Every generation needs its own comedy of mismatched teen romance, but "She's All That" represents a new low for the genre, making "Pretty in Pink" and the other fish-out-of-water fantasies of the '80s seem like works of Byronic genius in retrospect.
Yet another ideologically confused Romeo, Zack Siler (Freddie Prinze Jr.) finds true love in an act of manipulation. Betting his high-school buddies that he can turn even the most insignificant coed into a prom queen, the athletic overachiever sets his sights on artsy loner Laney Boggs (Rachael Leigh Cook). Their fraudulent courtship brings the quiet Laney out of her self-imposed shell, though her path to popularity is fraught with jealous homeroom divas and suddenly leering jocks.

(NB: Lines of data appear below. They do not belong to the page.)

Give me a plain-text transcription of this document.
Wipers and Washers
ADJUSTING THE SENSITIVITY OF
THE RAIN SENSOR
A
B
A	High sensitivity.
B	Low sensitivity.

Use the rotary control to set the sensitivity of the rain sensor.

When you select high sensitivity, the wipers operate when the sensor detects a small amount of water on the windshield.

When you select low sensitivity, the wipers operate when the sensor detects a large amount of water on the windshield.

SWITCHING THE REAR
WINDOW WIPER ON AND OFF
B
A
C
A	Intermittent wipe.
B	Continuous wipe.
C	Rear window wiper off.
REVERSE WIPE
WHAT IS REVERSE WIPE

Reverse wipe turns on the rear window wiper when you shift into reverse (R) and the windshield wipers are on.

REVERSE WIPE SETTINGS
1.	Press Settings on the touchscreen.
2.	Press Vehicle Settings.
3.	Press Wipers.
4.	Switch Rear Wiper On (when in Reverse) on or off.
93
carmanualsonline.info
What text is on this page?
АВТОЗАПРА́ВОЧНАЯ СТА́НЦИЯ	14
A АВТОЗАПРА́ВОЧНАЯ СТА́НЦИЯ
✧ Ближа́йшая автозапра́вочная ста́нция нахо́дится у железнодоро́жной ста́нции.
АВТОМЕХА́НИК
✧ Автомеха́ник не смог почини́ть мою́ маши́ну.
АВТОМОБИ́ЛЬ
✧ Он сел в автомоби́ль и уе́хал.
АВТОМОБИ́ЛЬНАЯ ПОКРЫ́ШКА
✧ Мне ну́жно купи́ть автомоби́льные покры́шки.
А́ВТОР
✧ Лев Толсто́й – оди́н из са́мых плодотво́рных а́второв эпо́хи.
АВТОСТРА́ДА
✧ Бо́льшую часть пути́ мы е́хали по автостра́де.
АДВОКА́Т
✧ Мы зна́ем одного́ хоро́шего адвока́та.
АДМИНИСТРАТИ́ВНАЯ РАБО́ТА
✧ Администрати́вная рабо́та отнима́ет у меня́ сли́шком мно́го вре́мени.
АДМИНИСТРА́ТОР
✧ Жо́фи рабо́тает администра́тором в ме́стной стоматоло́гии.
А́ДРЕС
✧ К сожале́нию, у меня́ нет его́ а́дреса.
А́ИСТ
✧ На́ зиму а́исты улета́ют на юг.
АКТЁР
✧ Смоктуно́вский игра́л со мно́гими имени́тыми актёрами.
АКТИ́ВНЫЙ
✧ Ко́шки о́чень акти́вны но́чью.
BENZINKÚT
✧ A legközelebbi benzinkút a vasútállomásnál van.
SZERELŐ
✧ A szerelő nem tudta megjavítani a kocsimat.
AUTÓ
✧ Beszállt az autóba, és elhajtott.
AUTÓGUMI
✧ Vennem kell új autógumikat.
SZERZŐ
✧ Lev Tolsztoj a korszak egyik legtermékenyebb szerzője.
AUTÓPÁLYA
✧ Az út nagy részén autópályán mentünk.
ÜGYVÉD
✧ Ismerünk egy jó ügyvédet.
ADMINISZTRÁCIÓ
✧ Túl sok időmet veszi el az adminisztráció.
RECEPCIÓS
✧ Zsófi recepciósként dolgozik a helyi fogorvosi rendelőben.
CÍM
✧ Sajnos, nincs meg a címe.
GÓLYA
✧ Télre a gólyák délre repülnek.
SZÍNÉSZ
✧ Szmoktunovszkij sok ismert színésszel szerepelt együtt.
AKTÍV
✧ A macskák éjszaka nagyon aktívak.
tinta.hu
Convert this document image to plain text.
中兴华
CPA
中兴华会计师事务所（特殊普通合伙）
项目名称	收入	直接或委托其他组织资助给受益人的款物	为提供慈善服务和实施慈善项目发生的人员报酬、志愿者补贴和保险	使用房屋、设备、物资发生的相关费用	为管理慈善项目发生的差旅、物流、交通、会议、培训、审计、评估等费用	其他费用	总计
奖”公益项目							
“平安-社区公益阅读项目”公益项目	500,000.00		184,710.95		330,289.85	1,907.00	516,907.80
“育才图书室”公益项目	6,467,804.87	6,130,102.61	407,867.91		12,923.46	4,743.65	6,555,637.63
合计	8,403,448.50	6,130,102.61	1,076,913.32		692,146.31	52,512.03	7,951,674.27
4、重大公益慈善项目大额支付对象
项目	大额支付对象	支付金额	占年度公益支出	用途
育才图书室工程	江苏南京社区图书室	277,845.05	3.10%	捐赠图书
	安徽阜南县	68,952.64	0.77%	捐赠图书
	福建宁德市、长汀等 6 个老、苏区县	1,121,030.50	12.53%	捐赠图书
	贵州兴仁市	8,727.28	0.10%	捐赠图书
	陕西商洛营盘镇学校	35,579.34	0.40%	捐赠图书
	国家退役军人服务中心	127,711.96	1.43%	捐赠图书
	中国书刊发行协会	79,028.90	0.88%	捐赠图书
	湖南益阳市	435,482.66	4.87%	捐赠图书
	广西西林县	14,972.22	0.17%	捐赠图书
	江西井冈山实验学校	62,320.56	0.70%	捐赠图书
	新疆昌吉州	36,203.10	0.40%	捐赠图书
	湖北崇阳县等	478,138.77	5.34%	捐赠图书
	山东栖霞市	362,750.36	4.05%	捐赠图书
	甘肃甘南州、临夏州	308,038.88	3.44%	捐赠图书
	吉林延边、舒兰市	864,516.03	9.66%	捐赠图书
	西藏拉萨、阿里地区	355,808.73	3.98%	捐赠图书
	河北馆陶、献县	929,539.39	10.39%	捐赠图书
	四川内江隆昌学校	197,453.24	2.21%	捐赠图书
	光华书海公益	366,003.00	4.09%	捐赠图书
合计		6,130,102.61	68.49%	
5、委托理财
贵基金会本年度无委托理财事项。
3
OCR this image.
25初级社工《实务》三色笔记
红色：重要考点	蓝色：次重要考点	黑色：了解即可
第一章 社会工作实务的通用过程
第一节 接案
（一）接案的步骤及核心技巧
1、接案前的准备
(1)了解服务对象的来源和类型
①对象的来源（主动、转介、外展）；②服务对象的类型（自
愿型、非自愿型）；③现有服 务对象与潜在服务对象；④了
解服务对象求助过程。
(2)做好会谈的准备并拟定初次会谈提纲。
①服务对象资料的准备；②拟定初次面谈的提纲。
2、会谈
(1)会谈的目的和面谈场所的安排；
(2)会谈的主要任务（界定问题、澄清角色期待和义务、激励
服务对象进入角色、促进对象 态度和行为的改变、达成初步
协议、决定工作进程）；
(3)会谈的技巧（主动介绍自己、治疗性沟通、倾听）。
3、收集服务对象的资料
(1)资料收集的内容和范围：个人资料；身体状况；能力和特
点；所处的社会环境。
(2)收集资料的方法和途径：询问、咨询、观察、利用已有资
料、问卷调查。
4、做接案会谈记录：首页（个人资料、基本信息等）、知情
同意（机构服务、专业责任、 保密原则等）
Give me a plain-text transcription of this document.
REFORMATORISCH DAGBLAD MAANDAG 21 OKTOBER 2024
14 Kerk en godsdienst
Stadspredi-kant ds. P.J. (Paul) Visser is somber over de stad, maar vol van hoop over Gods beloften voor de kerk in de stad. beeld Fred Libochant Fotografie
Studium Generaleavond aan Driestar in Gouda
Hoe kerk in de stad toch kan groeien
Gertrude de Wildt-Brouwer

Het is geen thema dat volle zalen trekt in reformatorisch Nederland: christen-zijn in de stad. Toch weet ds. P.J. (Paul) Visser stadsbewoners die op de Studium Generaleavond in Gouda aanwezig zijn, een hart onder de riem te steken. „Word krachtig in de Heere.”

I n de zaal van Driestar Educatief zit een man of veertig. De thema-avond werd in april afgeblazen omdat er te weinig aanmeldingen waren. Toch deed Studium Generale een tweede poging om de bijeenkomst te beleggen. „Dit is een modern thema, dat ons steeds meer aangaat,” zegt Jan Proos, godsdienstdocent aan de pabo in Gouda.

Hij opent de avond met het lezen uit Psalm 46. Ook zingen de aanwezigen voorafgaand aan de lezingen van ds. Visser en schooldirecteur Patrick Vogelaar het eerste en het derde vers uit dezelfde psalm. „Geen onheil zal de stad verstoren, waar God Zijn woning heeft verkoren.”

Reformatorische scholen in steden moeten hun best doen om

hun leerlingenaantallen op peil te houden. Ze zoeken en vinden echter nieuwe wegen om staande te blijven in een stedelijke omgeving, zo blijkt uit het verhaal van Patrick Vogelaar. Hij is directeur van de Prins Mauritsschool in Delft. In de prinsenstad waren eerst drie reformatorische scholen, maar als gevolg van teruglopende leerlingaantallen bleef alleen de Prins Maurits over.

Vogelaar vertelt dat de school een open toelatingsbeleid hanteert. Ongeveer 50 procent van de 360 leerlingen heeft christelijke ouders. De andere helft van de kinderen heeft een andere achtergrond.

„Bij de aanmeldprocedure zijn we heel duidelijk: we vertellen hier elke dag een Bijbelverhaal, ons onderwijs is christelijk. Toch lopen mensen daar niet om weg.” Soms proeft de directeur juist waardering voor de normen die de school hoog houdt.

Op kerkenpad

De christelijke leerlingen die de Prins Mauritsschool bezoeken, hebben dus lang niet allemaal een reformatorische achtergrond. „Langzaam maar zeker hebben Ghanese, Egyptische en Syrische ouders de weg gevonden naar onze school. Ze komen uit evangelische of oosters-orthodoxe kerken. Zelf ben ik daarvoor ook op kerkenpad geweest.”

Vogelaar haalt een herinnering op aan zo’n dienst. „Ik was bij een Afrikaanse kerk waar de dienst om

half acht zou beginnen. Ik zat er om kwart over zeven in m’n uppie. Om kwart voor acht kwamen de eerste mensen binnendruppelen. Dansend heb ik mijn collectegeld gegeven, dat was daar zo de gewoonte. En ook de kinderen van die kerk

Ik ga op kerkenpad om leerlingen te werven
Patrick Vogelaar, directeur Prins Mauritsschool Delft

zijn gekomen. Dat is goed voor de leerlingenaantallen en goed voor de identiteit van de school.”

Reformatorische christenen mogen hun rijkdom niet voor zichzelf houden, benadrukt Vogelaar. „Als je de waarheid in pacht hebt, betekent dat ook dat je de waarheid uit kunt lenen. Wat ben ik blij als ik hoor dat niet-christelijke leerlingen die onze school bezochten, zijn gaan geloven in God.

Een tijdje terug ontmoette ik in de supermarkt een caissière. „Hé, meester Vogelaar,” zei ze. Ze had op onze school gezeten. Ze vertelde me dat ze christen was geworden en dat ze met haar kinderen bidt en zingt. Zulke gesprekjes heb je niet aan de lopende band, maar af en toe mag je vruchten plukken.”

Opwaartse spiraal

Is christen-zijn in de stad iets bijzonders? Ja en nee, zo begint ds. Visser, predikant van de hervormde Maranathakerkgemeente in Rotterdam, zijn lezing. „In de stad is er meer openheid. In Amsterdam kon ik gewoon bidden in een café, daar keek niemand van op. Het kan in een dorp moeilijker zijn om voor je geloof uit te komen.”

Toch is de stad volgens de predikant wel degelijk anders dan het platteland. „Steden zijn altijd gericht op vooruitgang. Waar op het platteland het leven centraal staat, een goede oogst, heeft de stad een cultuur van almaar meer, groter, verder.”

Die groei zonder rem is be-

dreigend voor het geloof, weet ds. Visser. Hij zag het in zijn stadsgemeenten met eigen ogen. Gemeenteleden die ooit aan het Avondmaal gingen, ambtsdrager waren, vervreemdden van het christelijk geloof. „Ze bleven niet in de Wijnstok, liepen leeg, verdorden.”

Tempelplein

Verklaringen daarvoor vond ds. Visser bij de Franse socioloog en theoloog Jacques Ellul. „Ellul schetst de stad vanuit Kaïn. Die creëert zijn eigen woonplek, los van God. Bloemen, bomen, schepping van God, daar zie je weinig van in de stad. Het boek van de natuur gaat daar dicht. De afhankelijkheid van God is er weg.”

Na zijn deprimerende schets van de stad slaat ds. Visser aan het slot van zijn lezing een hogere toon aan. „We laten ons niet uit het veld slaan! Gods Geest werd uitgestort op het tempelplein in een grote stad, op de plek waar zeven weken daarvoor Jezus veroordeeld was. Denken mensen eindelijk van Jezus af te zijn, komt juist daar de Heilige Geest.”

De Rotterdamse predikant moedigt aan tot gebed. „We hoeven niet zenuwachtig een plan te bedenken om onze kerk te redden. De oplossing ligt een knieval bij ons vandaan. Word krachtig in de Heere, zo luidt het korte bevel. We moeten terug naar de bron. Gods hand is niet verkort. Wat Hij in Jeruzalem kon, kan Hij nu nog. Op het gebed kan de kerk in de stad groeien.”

Along the way, the usual lessons are learned: Trickery is wrong, money doesn't matter, social standing is less important than character, etc. But never before was so little at stake on the way to enlightenment. Before her cosmetic and cultural makeover, Laney already possesses enviably clear skin, perfect features and one heck of a rack under her dowdy threads. It's a lot easier for Zack to clean up Laney than it was for Amanda Peterson to make Patrick Dempsey vaguely presentable in "Can't Buy Me Love." Her wrong-side-of-the-tracks digs are no hovel, either, but rather a suburban sprawl that her single-parent dad (Kevin Pollak) seems to have little trouble affording.
R. Lee Fleming Jr.'s script is a predictable amalgam of pseudo-hip kidspeak, leavened by extremely infrequent stabs of wit. The only true injection of satire is the appearance of Brock Hudson (Matthew Lillard), a mythical former cast member of MTV's "The Real World" who takes up with Zack's ex-girlfriend after his obnoxious antics get him thrown out of the house.
Far more typical is a climactic prom dance, a masterpiece of precision footwork that seems to have been choreographed by Michael Flatley. No matter how unrealistic they may have seemed at the time, those Valley Girl kids never danced this well ... then again, they hadn't put in as many years watching "The Grind." One shudders to think how slickly trivial the adolescent heartbreaks of the next screen millennium will be.